Berkaca dari berbagai upaya peminggiran umat melalui aneka isu, Syarikat Islam bahkan kini berkomitmen untuk membentuk desk Anti-Islamophobia. Hal ini disampaikan pada pembukaan Musyawarah Nasional Alim ulama Syarikat Islam di Jakarta pada Senin (21/3/2022).
Sekretaris Jenderal Syarikat Islam, Ferry Joko Juliantono menjelaskan, runtuhnya bangunan islamofobia yang dikembangkan ulang sejak 11 September 2001 seharusnya membangkitkan umat Islam untuk bergerak dan menunjukkan agamanya sebagai agama welas asih bagi dunia.
Perserikatan Bangsa-Bangsa (PBB) telah menetapkan 15 Maret 2022 sebagai hari perlawanan terhadap phobia Islam.

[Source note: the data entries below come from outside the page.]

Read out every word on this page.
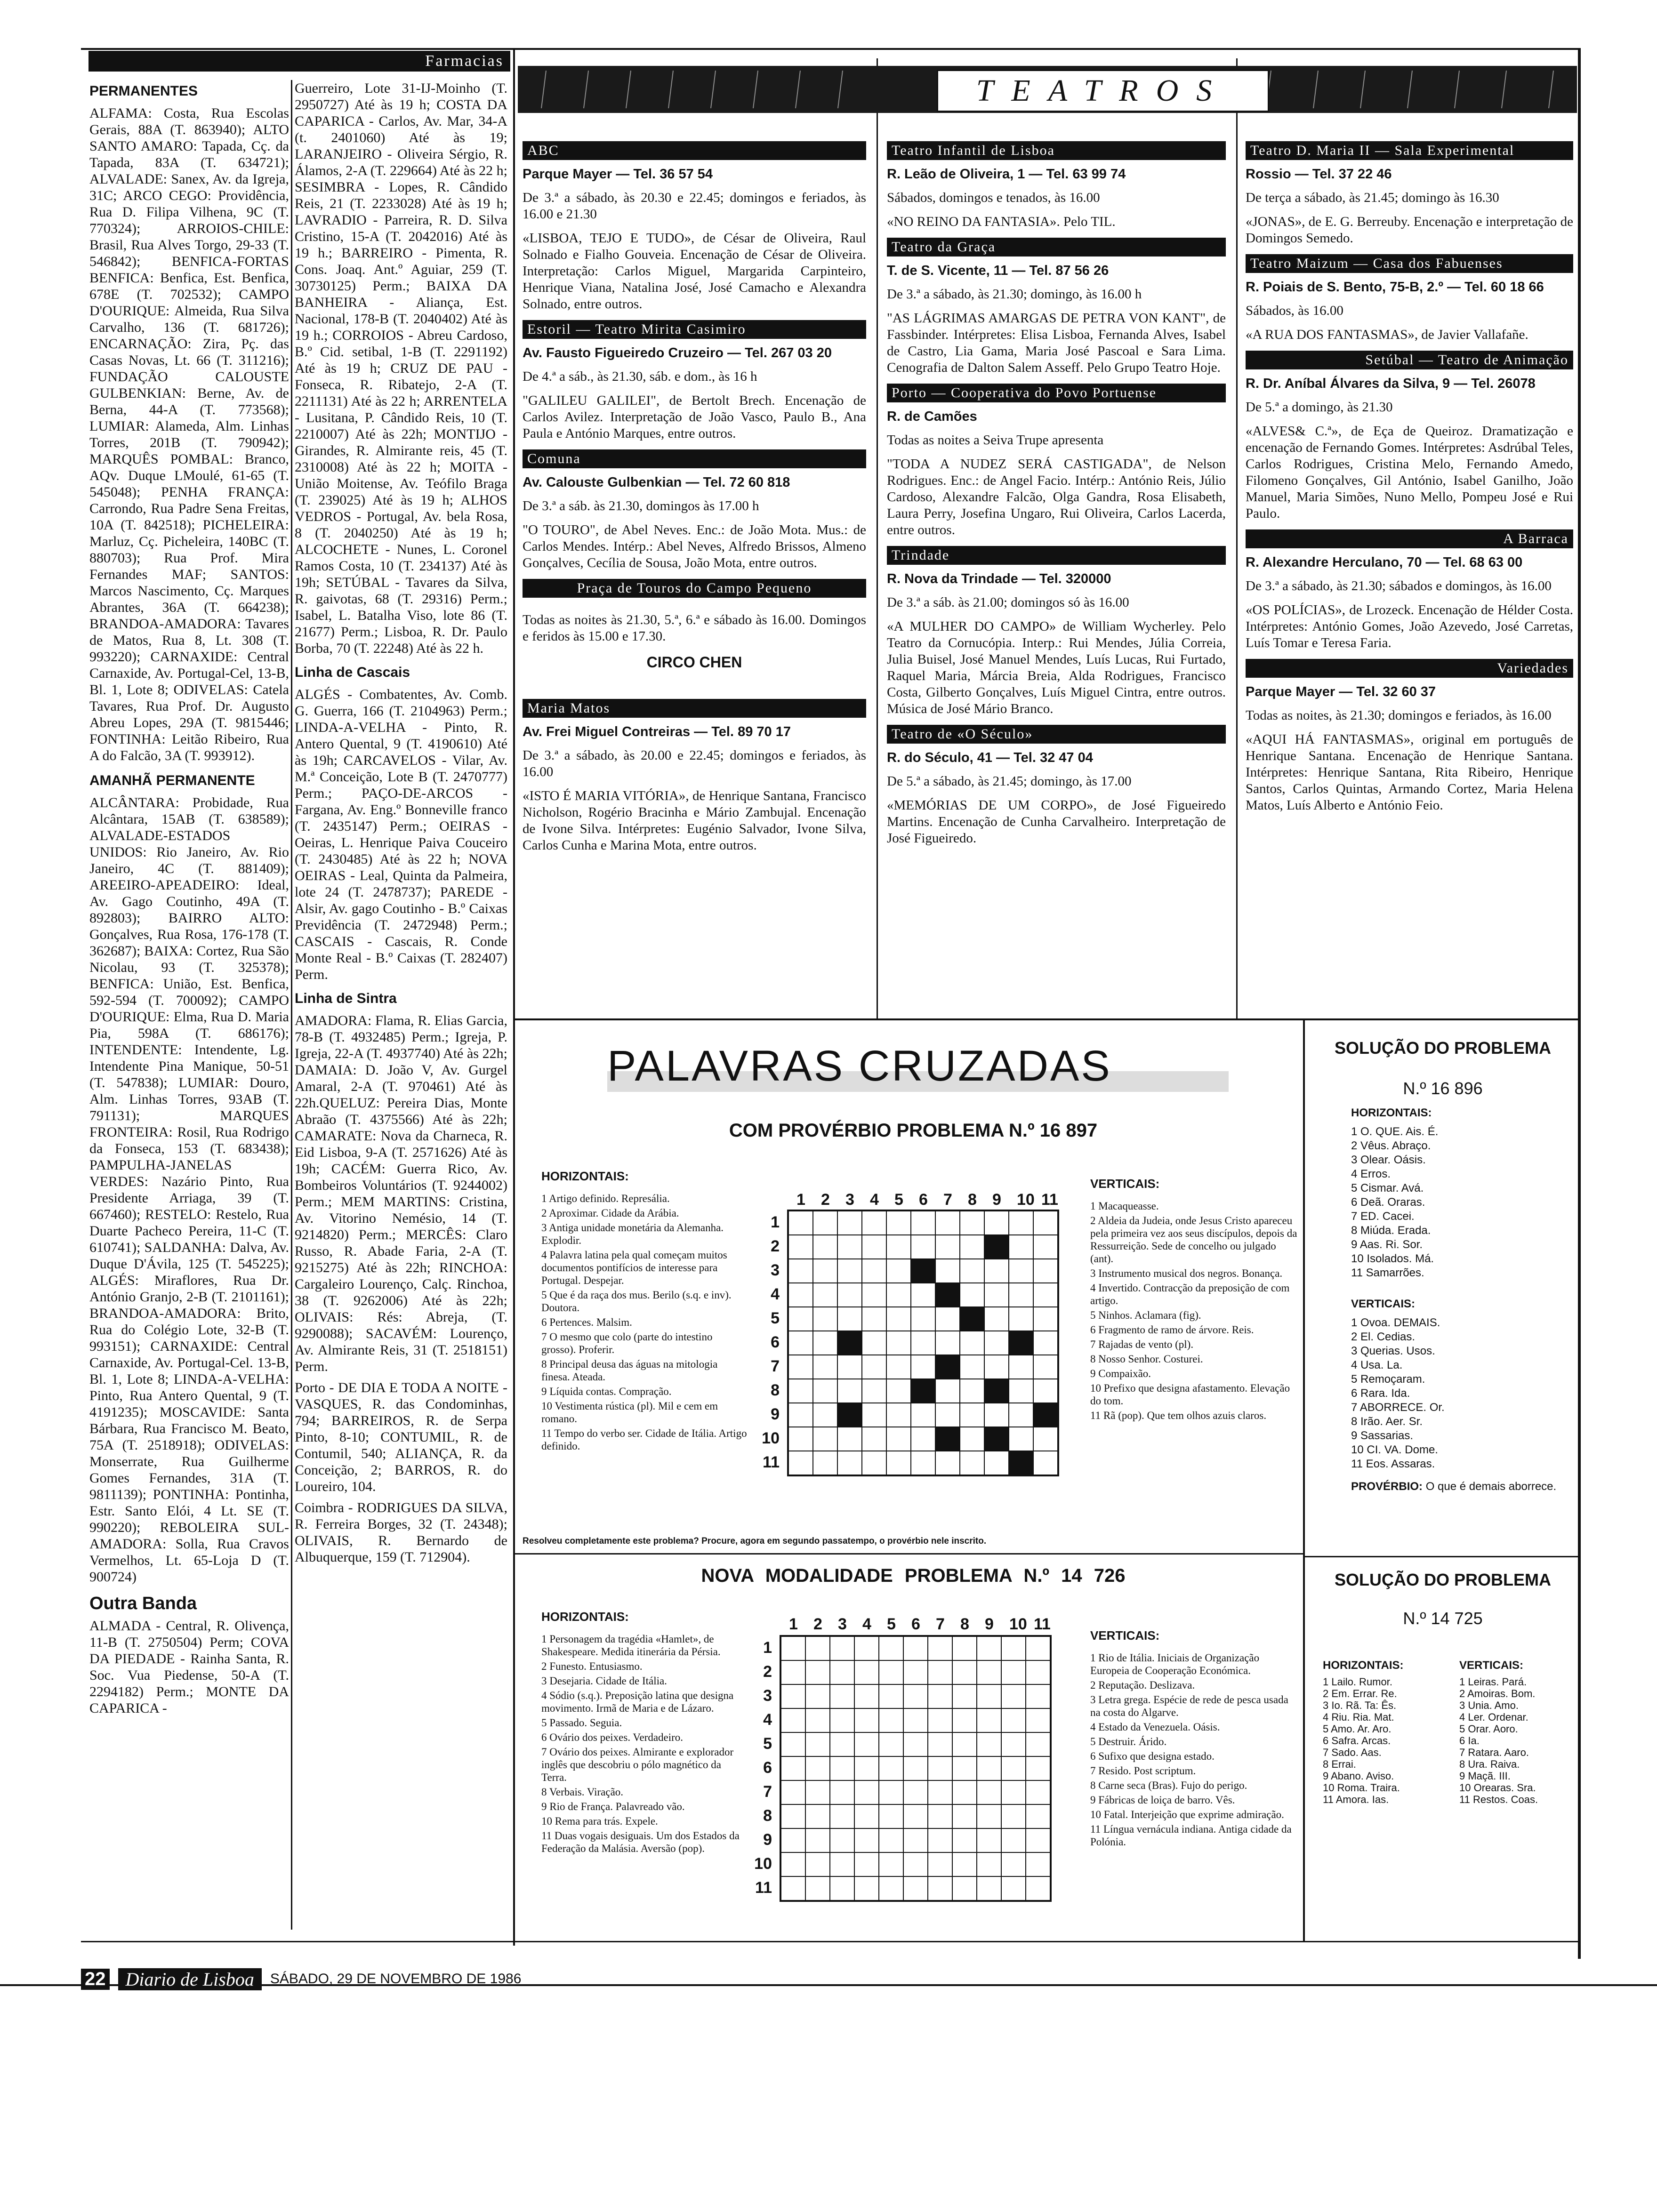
Farmacias
PERMANENTES

ALFAMA: Costa, Rua Escolas Gerais, 88A (T. 863940); ALTO SANTO AMARO: Tapada, Cç. da Tapada, 83A (T. 634721); ALVALADE: Sanex, Av. da Igreja, 31C; ARCO CEGO: Providência, Rua D. Filipa Vilhena, 9C (T. 770324); ARROIOS-CHILE: Brasil, Rua Alves Torgo, 29-33 (T. 546842); BENFICA-FORTAS BENFICA: Benfica, Est. Benfica, 678E (T. 702532); CAMPO D'OURIQUE: Almeida, Rua Silva Carvalho, 136 (T. 681726); ENCARNAÇÃO: Zira, Pç. das Casas Novas, Lt. 66 (T. 311216); FUNDAÇÃO CALOUSTE GULBENKIAN: Berne, Av. de Berna, 44-A (T. 773568); LUMIAR: Alameda, Alm. Linhas Torres, 201B (T. 790942); MARQUÊS POMBAL: Branco, AQv. Duque LMoulé, 61-65 (T. 545048); PENHA FRANÇA: Carrondo, Rua Padre Sena Freitas, 10A (T. 842518); PICHELEIRA: Marluz, Cç. Picheleira, 140BC (T. 880703); Rua Prof. Mira Fernandes MAF; SANTOS: Marcos Nascimento, Cç. Marques Abrantes, 36A (T. 664238); BRANDOA-AMADORA: Tavares de Matos, Rua 8, Lt. 308 (T. 993220); CARNAXIDE: Central Carnaxide, Av. Portugal-Cel, 13-B, Bl. 1, Lote 8; ODIVELAS: Catela Tavares, Rua Prof. Dr. Augusto Abreu Lopes, 29A (T. 9815446; FONTINHA: Leitão Ribeiro, Rua A do Falcão, 3A (T. 993912).

AMANHÃ PERMANENTE

ALCÂNTARA: Probidade, Rua Alcântara, 15AB (T. 638589); ALVALADE-ESTADOS UNIDOS: Rio Janeiro, Av. Rio Janeiro, 4C (T. 881409); AREEIRO-APEADEIRO: Ideal, Av. Gago Coutinho, 49A (T. 892803); BAIRRO ALTO: Gonçalves, Rua Rosa, 176-178 (T. 362687); BAIXA: Cortez, Rua São Nicolau, 93 (T. 325378); BENFICA: União, Est. Benfica, 592-594 (T. 700092); CAMPO D'OURIQUE: Elma, Rua D. Maria Pia, 598A (T. 686176); INTENDENTE: Intendente, Lg. Intendente Pina Manique, 50-51 (T. 547838); LUMIAR: Douro, Alm. Linhas Torres, 93AB (T. 791131); MARQUES FRONTEIRA: Rosil, Rua Rodrigo da Fonseca, 153 (T. 683438); PAMPULHA-JANELAS VERDES: Nazário Pinto, Rua Presidente Arriaga, 39 (T. 667460); RESTELO: Restelo, Rua Duarte Pacheco Pereira, 11-C (T. 610741); SALDANHA: Dalva, Av. Duque D'Ávila, 125 (T. 545225); ALGÉS: Miraflores, Rua Dr. António Granjo, 2-B (T. 2101161); BRANDOA-AMADORA: Brito, Rua do Colégio Lote, 32-B (T. 993151); CARNAXIDE: Central Carnaxide, Av. Portugal-Cel. 13-B, Bl. 1, Lote 8; LINDA-A-VELHA: Pinto, Rua Antero Quental, 9 (T. 4191235); MOSCAVIDE: Santa Bárbara, Rua Francisco M. Beato, 75A (T. 2518918); ODIVELAS: Monserrate, Rua Guilherme Gomes Fernandes, 31A (T. 9811139); PONTINHA: Pontinha, Estr. Santo Elói, 4 Lt. SE (T. 990220); REBOLEIRA SUL-AMADORA: Solla, Rua Cravos Vermelhos, Lt. 65-Loja D (T. 900724)

Outra Banda

ALMADA - Central, R. Olivença, 11-B (T. 2750504) Perm; COVA DA PIEDADE - Rainha Santa, R. Soc. Vua Piedense, 50-A (T. 2294182) Perm.; MONTE DA CAPARICA -

Guerreiro, Lote 31-IJ-Moinho (T. 2950727) Até às 19 h; COSTA DA CAPARICA - Carlos, Av. Mar, 34-A (t. 2401060) Até às 19; LARANJEIRO - Oliveira Sérgio, R. Álamos, 2-A (T. 229664) Até às 22 h; SESIMBRA - Lopes, R. Cândido Reis, 21 (T. 2233028) Até às 19 h; LAVRADIO - Parreira, R. D. Silva Cristino, 15-A (T. 2042016) Até às 19 h.; BARREIRO - Pimenta, R. Cons. Joaq. Ant.º Aguiar, 259 (T. 30730125) Perm.; BAIXA DA BANHEIRA - Aliança, Est. Nacional, 178-B (T. 2040402) Até às 19 h.; CORROIOS - Abreu Cardoso, B.º Cid. setibal, 1-B (T. 2291192) Até às 19 h; CRUZ DE PAU - Fonseca, R. Ribatejo, 2-A (T. 2211131) Até às 22 h; ARRENTELA - Lusitana, P. Cândido Reis, 10 (T. 2210007) Até às 22h; MONTIJO - Girandes, R. Almirante reis, 45 (T. 2310008) Até às 22 h; MOITA - União Moitense, Av. Teófilo Braga (T. 239025) Até às 19 h; ALHOS VEDROS - Portugal, Av. bela Rosa, 8 (T. 2040250) Até às 19 h; ALCOCHETE - Nunes, L. Coronel Ramos Costa, 10 (T. 234137) Até às 19h; SETÚBAL - Tavares da Silva, R. gaivotas, 68 (T. 29316) Perm.; Isabel, L. Batalha Viso, lote 86 (T. 21677) Perm.; Lisboa, R. Dr. Paulo Borba, 70 (T. 22248) Até às 22 h.

Linha de Cascais

ALGÉS - Combatentes, Av. Comb. G. Guerra, 166 (T. 2104963) Perm.; LINDA-A-VELHA - Pinto, R. Antero Quental, 9 (T. 4190610) Até às 19h; CARCAVELOS - Vilar, Av. M.ª Conceição, Lote B (T. 2470777) Perm.; PAÇO-DE-ARCOS - Fargana, Av. Eng.º Bonneville franco (T. 2435147) Perm.; OEIRAS - Oeiras, L. Henrique Paiva Couceiro (T. 2430485) Até às 22 h; NOVA OEIRAS - Leal, Quinta da Palmeira, lote 24 (T. 2478737); PAREDE - Alsir, Av. gago Coutinho - B.º Caixas Previdência (T. 2472948) Perm.; CASCAIS - Cascais, R. Conde Monte Real - B.º Caixas (T. 282407) Perm.

Linha de Sintra

AMADORA: Flama, R. Elias Garcia, 78-B (T. 4932485) Perm.; Igreja, P. Igreja, 22-A (T. 4937740) Até às 22h; DAMAIA: D. João V, Av. Gurgel Amaral, 2-A (T. 970461) Até às 22h.QUELUZ: Pereira Dias, Monte Abraão (T. 4375566) Até às 22h; CAMARATE: Nova da Charneca, R. Eid Lisboa, 9-A (T. 2571626) Até às 19h; CACÉM: Guerra Rico, Av. Bombeiros Voluntários (T. 9244002) Perm.; MEM MARTINS: Cristina, Av. Vitorino Nemésio, 14 (T. 9214820) Perm.; MERCÊS: Claro Russo, R. Abade Faria, 2-A (T. 9215275) Até às 22h; RINCHOA: Cargaleiro Lourenço, Calç. Rinchoa, 38 (T. 9262006) Até às 22h; OLIVAIS: Rés: Abreja, (T. 9290088); SACAVÉM: Lourenço, Av. Almirante Reis, 31 (T. 2518151) Perm.

Porto - DE DIA E TODA A NOITE - VASQUES, R. das Condominhas, 794; BARREIROS, R. de Serpa Pinto, 8-10; CONTUMIL, R. de Contumil, 540; ALIANÇA, R. da Conceição, 2; BARROS, R. do Loureiro, 104.

Coimbra - RODRIGUES DA SILVA, R. Ferreira Borges, 32 (T. 24348); OLIVAIS, R. Bernardo de Albuquerque, 159 (T. 712904).

TEATROS
ABC
Parque Mayer — Tel. 36 57 54

De 3.ª a sábado, às 20.30 e 22.45; domingos e feriados, às 16.00 e 21.30

«LISBOA, TEJO E TUDO», de César de Oliveira, Raul Solnado e Fialho Gouveia. Encenação de César de Oliveira. Interpretação: Carlos Miguel, Margarida Carpinteiro, Henrique Viana, Natalina José, José Camacho e Alexandra Solnado, entre outros.

Estoril — Teatro Mirita Casimiro
Av. Fausto Figueiredo Cruzeiro — Tel. 267 03 20

De 4.ª a sáb., às 21.30, sáb. e dom., às 16 h

"GALILEU GALILEI", de Bertolt Brech. Encenação de Carlos Avilez. Interpretação de João Vasco, Paulo B., Ana Paula e António Marques, entre outros.

Comuna
Av. Calouste Gulbenkian — Tel. 72 60 818

De 3.ª a sáb. às 21.30, domingos às 17.00 h

"O TOURO", de Abel Neves. Enc.: de João Mota. Mus.: de Carlos Mendes. Intérp.: Abel Neves, Alfredo Brissos, Almeno Gonçalves, Cecília de Sousa, João Mota, entre outros.

Praça de Touros do Campo Pequeno

Todas as noites às 21.30, 5.ª, 6.ª e sábado às 16.00. Domingos e feridos às 15.00 e 17.30.

CIRCO CHEN

Maria Matos
Av. Frei Miguel Contreiras — Tel. 89 70 17

De 3.ª a sábado, às 20.00 e 22.45; domingos e feriados, às 16.00

«ISTO É MARIA VITÓRIA», de Henrique Santana, Francisco Nicholson, Rogério Bracinha e Mário Zambujal. Encenação de Ivone Silva. Intérpretes: Eugénio Salvador, Ivone Silva, Carlos Cunha e Marina Mota, entre outros.

Teatro Infantil de Lisboa
R. Leão de Oliveira, 1 — Tel. 63 99 74

Sábados, domingos e tenados, às 16.00

«NO REINO DA FANTASIA». Pelo TIL.

Teatro da Graça
T. de S. Vicente, 11 — Tel. 87 56 26

De 3.ª a sábado, às 21.30; domingo, às 16.00 h

"AS LÁGRIMAS AMARGAS DE PETRA VON KANT", de Fassbinder. Intérpretes: Elisa Lisboa, Fernanda Alves, Isabel de Castro, Lia Gama, Maria José Pascoal e Sara Lima. Cenografia de Dalton Salem Asseff. Pelo Grupo Teatro Hoje.

Porto — Cooperativa do Povo Portuense
R. de Camões

Todas as noites a Seiva Trupe apresenta

"TODA A NUDEZ SERÁ CASTIGADA", de Nelson Rodrigues. Enc.: de Angel Facio. Intérp.: António Reis, Júlio Cardoso, Alexandre Falcão, Olga Gandra, Rosa Elisabeth, Laura Perry, Josefina Ungaro, Rui Oliveira, Carlos Lacerda, entre outros.

Trindade
R. Nova da Trindade — Tel. 320000

De 3.ª a sáb. às 21.00; domingos só às 16.00

«A MULHER DO CAMPO» de William Wycherley. Pelo Teatro da Cornucópia. Interp.: Rui Mendes, Júlia Correia, Julia Buisel, José Manuel Mendes, Luís Lucas, Rui Furtado, Raquel Maria, Márcia Breia, Alda Rodrigues, Francisco Costa, Gilberto Gonçalves, Luís Miguel Cintra, entre outros. Música de José Mário Branco.

Teatro de «O Século»
R. do Século, 41 — Tel. 32 47 04

De 5.ª a sábado, às 21.45; domingo, às 17.00

«MEMÓRIAS DE UM CORPO», de José Figueiredo Martins. Encenação de Cunha Carvalheiro. Interpretação de José Figueiredo.

Teatro D. Maria II — Sala Experimental
Rossio — Tel. 37 22 46

De terça a sábado, às 21.45; domingo às 16.30

«JONAS», de E. G. Berreuby. Encenação e interpretação de Domingos Semedo.

Teatro Maizum — Casa dos Fabuenses
R. Poiais de S. Bento, 75-B, 2.º — Tel. 60 18 66

Sábados, às 16.00

«A RUA DOS FANTASMAS», de Javier Vallafañe.

Setúbal — Teatro de Animação
R. Dr. Aníbal Álvares da Silva, 9 — Tel. 26078

De 5.ª a domingo, às 21.30

«ALVES& C.ª», de Eça de Queiroz. Dramatização e encenação de Fernando Gomes. Intérpretes: Asdrúbal Teles, Carlos Rodrigues, Cristina Melo, Fernando Amedo, Filomeno Gonçalves, Gil António, Isabel Ganilho, João Manuel, Maria Simões, Nuno Mello, Pompeu José e Rui Paulo.

A Barraca
R. Alexandre Herculano, 70 — Tel. 68 63 00

De 3.ª a sábado, às 21.30; sábados e domingos, às 16.00

«OS POLÍCIAS», de Lrozeck. Encenação de Hélder Costa. Intérpretes: António Gomes, João Azevedo, José Carretas, Luís Tomar e Teresa Faria.

Variedades
Parque Mayer — Tel. 32 60 37

Todas as noites, às 21.30; domingos e feriados, às 16.00

«AQUI HÁ FANTASMAS», original em português de Henrique Santana. Encenação de Henrique Santana. Intérpretes: Henrique Santana, Rita Ribeiro, Henrique Santos, Carlos Quintas, Armando Cortez, Maria Helena Matos, Luís Alberto e António Feio.

PALAVRAS CRUZADAS
COM PROVÉRBIO PROBLEMA N.º 16 897
HORIZONTAIS:
1 Artigo definido. Represália.
2 Aproximar. Cidade da Arábia.
3 Antiga unidade monetária da Alemanha. Explodir.
4 Palavra latina pela qual começam muitos documentos pontifícios de interesse para Portugal. Despejar.
5 Que é da raça dos mus. Berilo (s.q. e inv). Doutora.
6 Pertences. Malsim.
7 O mesmo que colo (parte do intestino grosso). Proferir.
8 Principal deusa das águas na mitologia finesa. Ateada.
9 Líquida contas. Compração.
10 Vestimenta rústica (pl). Mil e cem em romano.
11 Tempo do verbo ser. Cidade de Itália. Artigo definido.
1 2 3 4 5 6 7 8 9 10 11
1
2
3
4
5
6
7
8
9
10
11
VERTICAIS:
1 Macaqueasse.
2 Aldeia da Judeia, onde Jesus Cristo apareceu pela primeira vez aos seus discípulos, depois da Ressurreição. Sede de concelho ou julgado (ant).
3 Instrumento musical dos negros. Bonança.
4 Invertido. Contracção da preposição de com artigo.
5 Ninhos. Aclamara (fig).
6 Fragmento de ramo de árvore. Reis.
7 Rajadas de vento (pl).
8 Nosso Senhor. Costurei.
9 Compaixão.
10 Prefixo que designa afastamento. Elevação do tom.
11 Rã (pop). Que tem olhos azuis claros.
Resolveu completamente este problema? Procure, agora em segundo passatempo, o provérbio nele inscrito.
NOVA MODALIDADE PROBLEMA N.º 14 726
HORIZONTAIS:
1 Personagem da tragédia «Hamlet», de Shakespeare. Medida itinerária da Pérsia.
2 Funesto. Entusiasmo.
3 Desejaria. Cidade de Itália.
4 Sódio (s.q.). Preposição latina que designa movimento. Irmã de Maria e de Lázaro.
5 Passado. Seguia.
6 Ovário dos peixes. Verdadeiro.
7 Ovário dos peixes. Almirante e explorador inglês que descobriu o pólo magnético da Terra.
8 Verbais. Viração.
9 Rio de França. Palavreado vão.
10 Rema para trás. Expele.
11 Duas vogais desiguais. Um dos Estados da Federação da Malásia. Aversão (pop).
1 2 3 4 5 6 7 8 9 10 11
1
2
3
4
5
6
7
8
9
10
11
VERTICAIS:
1 Rio de Itália. Iniciais de Organização Europeia de Cooperação Económica.
2 Reputação. Deslizava.
3 Letra grega. Espécie de rede de pesca usada na costa do Algarve.
4 Estado da Venezuela. Oásis.
5 Destruir. Árido.
6 Sufixo que designa estado.
7 Resido. Post scriptum.
8 Carne seca (Bras). Fujo do perigo.
9 Fábricas de loiça de barro. Vês.
10 Fatal. Interjeição que exprime admiração.
11 Língua vernácula indiana. Antiga cidade da Polónia.
SOLUÇÃO DO PROBLEMA
N.º 16 896
HORIZONTAIS:
1 O. QUE. Ais. É.
2 Vêus. Abraço.
3 Olear. Oásis.
4 Erros.
5 Cismar. Avá.
6 Deã. Oraras.
7 ED. Cacei.
8 Miúda. Erada.
9 Aas. Ri. Sor.
10 Isolados. Má.
11 Samarrões.
VERTICAIS:
1 Ovoa. DEMAIS.
2 El. Cedias.
3 Querias. Usos.
4 Usa. La.
5 Remoçaram.
6 Rara. Ida.
7 ABORRECE. Or.
8 Irão. Aer. Sr.
9 Sassarias.
10 CI. VA. Dome.
11 Eos. Assaras.
PROVÉRBIO: O que é demais aborrece.
SOLUÇÃO DO PROBLEMA
N.º 14 725
HORIZONTAIS:
1 Lailo. Rumor.
2 Em. Errar. Re.
3 Io. Rã. Ta: Ês.
4 Riu. Ria. Mat.
5 Amo. Ar. Aro.
6 Safra. Arcas.
7 Sado. Aas.
8 Errai.
9 Abano. Aviso.
10 Roma. Traira.
11 Amora. Ias.
VERTICAIS:
1 Leiras. Pará.
2 Amoiras. Bom.
3 Unia. Amo.
4 Ler. Ordenar.
5 Orar. Aoro.
6 Ia.
7 Ratara. Aaro.
8 Ura. Raiva.
9 Maçã. III.
10 Orearas. Sra.
11 Restos. Coas.
22	Diario de Lisboa	SÁBADO, 29 DE NOVEMBRO DE 1986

Sementara, menurut Feery, umat Islam sendiri kurang menyambutnya dengan berbagai gerakan yang menunjukkan bahwa agama ini bertolak belakang dengan wajah yang selama ini dikembangkan orang-orang yang memusuhinya.
“Ini agama welas asih yang bisa membawa dunia ke dalam kedamaian penuh sejahtera alias agama rahmatan lil alamin,” ujar Ferry dalam keterangan tertulis yang diterima Republika.co.id, Selasa (22/3/2022).
Ferry menunjukkan contoh bagaimana mereka yang selama ini mengembangkan Islamofobia, justru menjadi pihak yang senantiasa menunjukkan kekejian. Misalnya, negara Zionis Israel yang tanpa alasan menyerang rakyat Palestina dan Masjid Al-Aqsa pada 2021 lalu.